Do You Get Your Tax Refund If You Get Audited

Getting a tax refund after filing can feel like a relief.
But what happens if the IRS picks your return for an audit? Do you still get your refund?

Usually, if your return is flagged for an audit before the IRS issues your refund, the IRS may put the refund on hold. This means the IRS waits until the audit is complete and checks that your reported numbers (income, deductions, credits) are correct. If everything matches up and you were right on your return, you will get your full refund. If there’s a mistake, the IRS will adjust your refund amount or offset it against any tax you owe.

In some cases, if the IRS audits you after your refund has been sent, they can still review your return and may ask for some or all of the refund back if an error is found.

Important Thing To Know →

During an audit, the IRS will let you know exactly what is being checked. They will contact you by mail, not by phone call or email. Always respond as instructed and keep your documents ready.

Remember, your refund is not automatically lost if you are audited. It may be delayed, adjusted, or unchanged, depending on the audit’s findings and your records.

How Long Does an IRS Audit Take?

The length of an IRS audit can be different for each case. Simple audits, like checking a missing document or a small math error, often finish in a few weeks. More complex audits that look at multiple years, different types of income, or business records can last several months or even over a year.

A few things affect how long your audit takes:

  • Type of audit: Mail audits (requests for documents by mail) are usually faster. In-person audits take more time.
  • How quickly you reply: Responding quickly to all IRS letters and requests helps move the IRS audit process along.
  • Amount of records to review: The more records needed, the longer the audit may take.
  • IRS workload: Sometimes, processing is delayed if the IRS is very busy.

While you wait, always keep copies of everything you send, and keep track of the deadlines the IRS gives you.

Clarity Is the Strongest Defense Against an Audit

An IRS audit is not always a sign of a mistake, but uncertainty in your return can raise concerns faster than any red flag. The IRS uses technology and data comparison tools, which significantly reduce errors and oversights.

When your return is built on accurate figures, well-documented claims, and a clear understanding of reporting requirements, you reduce not only audit risk but also long-term financial exposure.

If you have questions about your return or need a second review before filing, Verni Tax Law can help.
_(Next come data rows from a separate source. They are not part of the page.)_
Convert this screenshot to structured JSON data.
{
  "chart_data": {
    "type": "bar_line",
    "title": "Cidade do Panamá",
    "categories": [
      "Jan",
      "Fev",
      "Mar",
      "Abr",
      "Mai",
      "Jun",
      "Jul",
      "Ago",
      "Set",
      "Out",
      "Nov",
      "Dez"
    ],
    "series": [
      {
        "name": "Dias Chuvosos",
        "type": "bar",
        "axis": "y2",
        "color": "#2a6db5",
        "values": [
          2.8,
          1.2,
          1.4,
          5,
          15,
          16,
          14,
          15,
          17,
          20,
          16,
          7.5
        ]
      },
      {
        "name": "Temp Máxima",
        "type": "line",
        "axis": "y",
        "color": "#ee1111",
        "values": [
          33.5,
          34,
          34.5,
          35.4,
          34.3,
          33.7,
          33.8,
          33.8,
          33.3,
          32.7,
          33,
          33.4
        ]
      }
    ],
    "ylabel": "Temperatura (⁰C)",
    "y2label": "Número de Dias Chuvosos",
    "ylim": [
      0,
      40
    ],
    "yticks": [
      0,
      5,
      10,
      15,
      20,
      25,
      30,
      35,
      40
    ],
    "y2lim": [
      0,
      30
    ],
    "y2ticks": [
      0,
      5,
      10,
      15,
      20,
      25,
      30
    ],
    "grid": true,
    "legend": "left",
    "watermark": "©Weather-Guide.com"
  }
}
With 25+ years of experience, Anthony N. Verni brings the unique advantage of dual credentials as both a licensed tax attorney and a Certified Public Accountant (CPA), along with a Master of Business Administration (MBA), providing clients with informed, strategic guidance at every stage.

For the best audit prevention tips, get in touch today. 

FAQs

Q1: Does getting a large refund trigger an IRS audit?
A: Not necessarily. The IRS does not audit solely based on refund size, but large or unusual refunds may prompt additional scrutiny if they result from questionable credits or deductions.

Q2: Can amending a tax return trigger an IRS audit?
A: Amended returns are reviewed separately and can be selected for audit, but amending alone does not guarantee an audit.

Q3: How far back can the IRS audit my tax returns?
A: Generally, the IRS can audit returns filed within the last three years, but this can extend to six years or more in cases of substantial errors or fraud.

Q4: Does using tax software reduce my audit risk?
A: Tax software can help reduce errors, but it does not eliminate audit risk if your return contains IRS audit red flags or questionable information.

Q5: Will reporting cryptocurrency transactions trigger an audit?
A: Not reporting cryptocurrency is a trigger. Properly reported digital asset transactions do not automatically trigger an audit, but the IRS is increasing scrutiny in this area.